TEMPO.CO, Jakarta - Calon wakil presiden nomor urut 01, Ma’ruf Amin berkelakar saat membuka Seri Kuliah Umum Pemimpin Indonesia S. Rajaratnam School of Internasional Studies – Nanyang Technological University (Public Lecture Indonesian Leaders Series RSiS-NTU) di Hotel Marina Mandarin, Singapura pada Rabu, 17 Oktober 2018.
Baca: Ma'ruf Amin Bicara soal Islam Moderat di Singapura
Ma'ruf menyebut, dirinya adalah pemakalah pertama yang memakai sarung dalam acara Kuliah Umum S. Rajaratnam School of Internasional Studies. Ma'ruf menceritakan, sebagai Ketua Umum Majelis Ulama Indonesia dan juga Mustasyar Pengurus Besar Nahdlatul Ulama, sarung adalah pakaian ulama Indonesia.
Ma'ruf menuturkan, calon presiden inkumben Joko Widodo atau Jokowi juga tidak meminta dia mengganti kostum dan tetap tampil sebagai ulama. "Karena itu, saya di mana pun, sepanjang tidak dilarang, saya akan memakai sarung, walaupun saya juga punya celana," ujar Ma'ruf sambil tertawa.
Seri kuliah umum itu, dihadiri tak kurang dari 150 peserta terdaftar. Beberapa tokoh Indonesia hadir dalam forum tersebut. Di antaranya, mantan Gubernur Sumsel, Alex Noerdin dan mantan Gubernur BI, Soedrajad Djiwandono. Peserta bukan hanya dari kalangan akademisi dan peneliti, tapi juga tampak ada peserta dari pimpinan beberapa bank, pelaku bisnis, Kamar Dagang Singapura, pimpinan beberapa perusahaan multinasional, dan sebagainya.

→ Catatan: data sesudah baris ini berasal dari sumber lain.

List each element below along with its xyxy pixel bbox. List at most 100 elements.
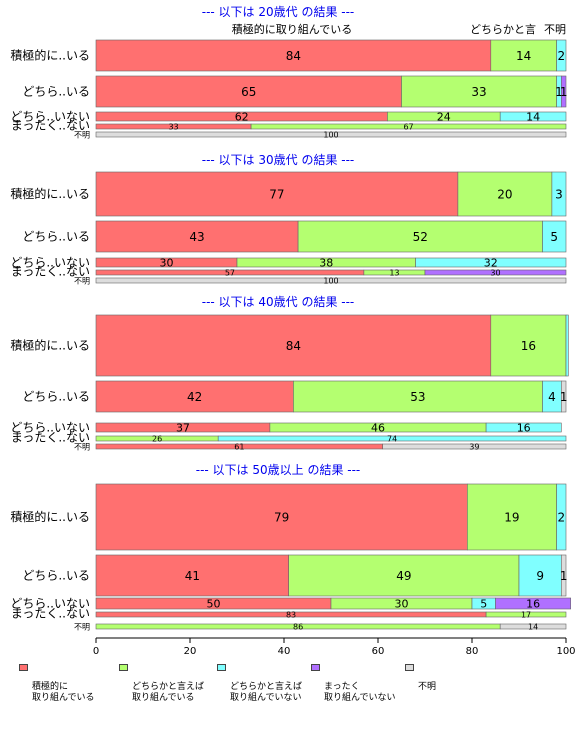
bar-value-label: 30: [490, 268, 500, 277]
bar-value-label: 100: [323, 276, 338, 285]
panel-title: --- 以下は 50歳以上 の結果 ---: [196, 463, 361, 477]
bar-value-label: 79: [274, 510, 289, 524]
top-annotation: どちらかと言: [470, 23, 536, 36]
bar-segment: [457, 171, 553, 217]
bar-segment: [466, 483, 557, 551]
bar-value-label: 65: [241, 85, 256, 99]
bar-value-label: 86: [293, 622, 303, 631]
bar-segment: [382, 443, 567, 450]
bar-segment: [95, 314, 492, 377]
bar-segment: [95, 380, 294, 413]
bar-segment: [95, 39, 492, 72]
row-label: まったく..ない: [11, 431, 90, 445]
x-axis-tick-label: 80: [466, 646, 479, 657]
bar-value-label: 100: [323, 130, 338, 139]
legend-item-dochiraka-iru: どちらかと言えば 取り組んでいる: [119, 660, 205, 704]
bar-segment: [250, 123, 567, 130]
row-label: まったく..ない: [11, 607, 90, 621]
bar-value-label: 37: [176, 421, 190, 434]
legend-swatch-dochiraka-inai: [217, 664, 226, 671]
bar-value-label: 1: [560, 390, 568, 404]
bar-segment: [560, 75, 567, 108]
legend-item-fumei: 不明: [405, 660, 437, 693]
row-label: 不明: [74, 277, 90, 286]
bar-value-label: 50: [207, 597, 221, 610]
bar-segment: [95, 171, 459, 217]
legend-label-dochiraka-inai: どちらかと言えば 取り組んでいない: [230, 682, 303, 703]
bar-segment: [542, 220, 567, 253]
row-label: どちら..いる: [22, 85, 90, 99]
bar-value-label: 30: [160, 256, 174, 269]
bar-segment: [293, 380, 543, 413]
x-axis-tick-label: 60: [372, 646, 385, 657]
bar-value-label: 3: [555, 187, 563, 201]
row-label: どちら..いない: [10, 110, 90, 124]
bar-value-label: 38: [319, 256, 333, 269]
bar-segment: [95, 483, 468, 551]
bar-segment: [415, 257, 567, 268]
bar-value-label: 17: [521, 610, 531, 619]
bar-value-label: 61: [234, 442, 244, 451]
bar-value-label: 52: [413, 230, 428, 244]
bar-value-label: 74: [387, 434, 397, 443]
bar-value-label: 33: [168, 122, 178, 131]
bar-value-label: 19: [504, 510, 519, 524]
bar-segment: [95, 220, 299, 253]
bar-segment: [556, 39, 567, 72]
row-label: どちら..いない: [10, 256, 90, 270]
legend: 積極的に 取り組んでいる どちらかと言えば 取り組んでいる どちらかと言えば 取…: [18, 660, 578, 703]
bar-segment: [95, 554, 289, 597]
bar-value-label: 26: [152, 434, 162, 443]
legend-label-mattaku: まったく 取り組んでいない: [324, 682, 396, 703]
bar-value-label: 30: [395, 597, 409, 610]
bar-value-label: 43: [189, 230, 204, 244]
bar-segment: [499, 111, 567, 122]
row-label: まったく..ない: [11, 265, 90, 279]
bar-value-label: 14: [516, 49, 531, 63]
bar-segment: [424, 269, 567, 276]
bar-segment: [490, 39, 557, 72]
legend-item-sekkyokuteki: 積極的に 取り組んでいる: [19, 660, 95, 704]
top-annotation: 積極的に取り組んでいる: [232, 22, 352, 36]
legend-label-dochiraka-iru: どちらかと言えば 取り組んでいる: [132, 682, 205, 703]
bar-segment: [297, 220, 543, 253]
legend-label-sekkyokuteki: 積極的に 取り組んでいる: [32, 682, 95, 703]
row-label: まったく..ない: [11, 119, 90, 133]
bar-value-label: 67: [403, 122, 413, 131]
bar-value-label: 62: [235, 110, 249, 123]
bar-segment: [518, 554, 562, 597]
x-axis-tick-label: 20: [184, 646, 197, 657]
legend-swatch-fumei: [405, 664, 414, 671]
bar-value-label: 1: [560, 569, 568, 583]
row-label: どちら..いない: [10, 597, 90, 611]
bar-value-label: 84: [286, 49, 301, 63]
bar-value-label: 24: [437, 110, 451, 123]
bar-segment: [551, 171, 567, 217]
bar-segment: [95, 277, 567, 284]
bar-value-label: 16: [521, 339, 536, 353]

Baca: Ma'ruf Amin: ASEAN Tak Boleh Tergantung Amerika dan Cina
Dalam makalah yang diberi judul, “Rekonsolidasi Wasathiyah Islam:
Promosi Islam “Jalan Ketiga” dan Arus Baru Ekonomi Berkeadilan,” sebagai modifikasi dari judul perminatan RSiS-NTU yang bertema, “The Emergency od Wasathiyah Islam: Promoting “Middle-Way” Islam and Sosio-Economic Equality in Indonesia”, Ma'ruf ingin menyampaikan bahwa Islam Moderat adalah paham yang sudah lama dianut mayoritas muslim Indonesia.
Menurut Ma'ruf, hal itu perlu diperteguh kembali karena banyak ancaman ekstremitas kiri-kanan yang dapat berimbas pada angancam konsensus nasional dalam bernegara, yakni Pancasila, UUD 1945, dan NKRI. "Peneguhan kembali konsensus nasional itu melalui rekonsolidasi Islam Wasathiyah, juga harus ditopeng Ekonomi Berkeadilan sebagai arus baru ekonomi Indonesia," ujar Ma'ruf.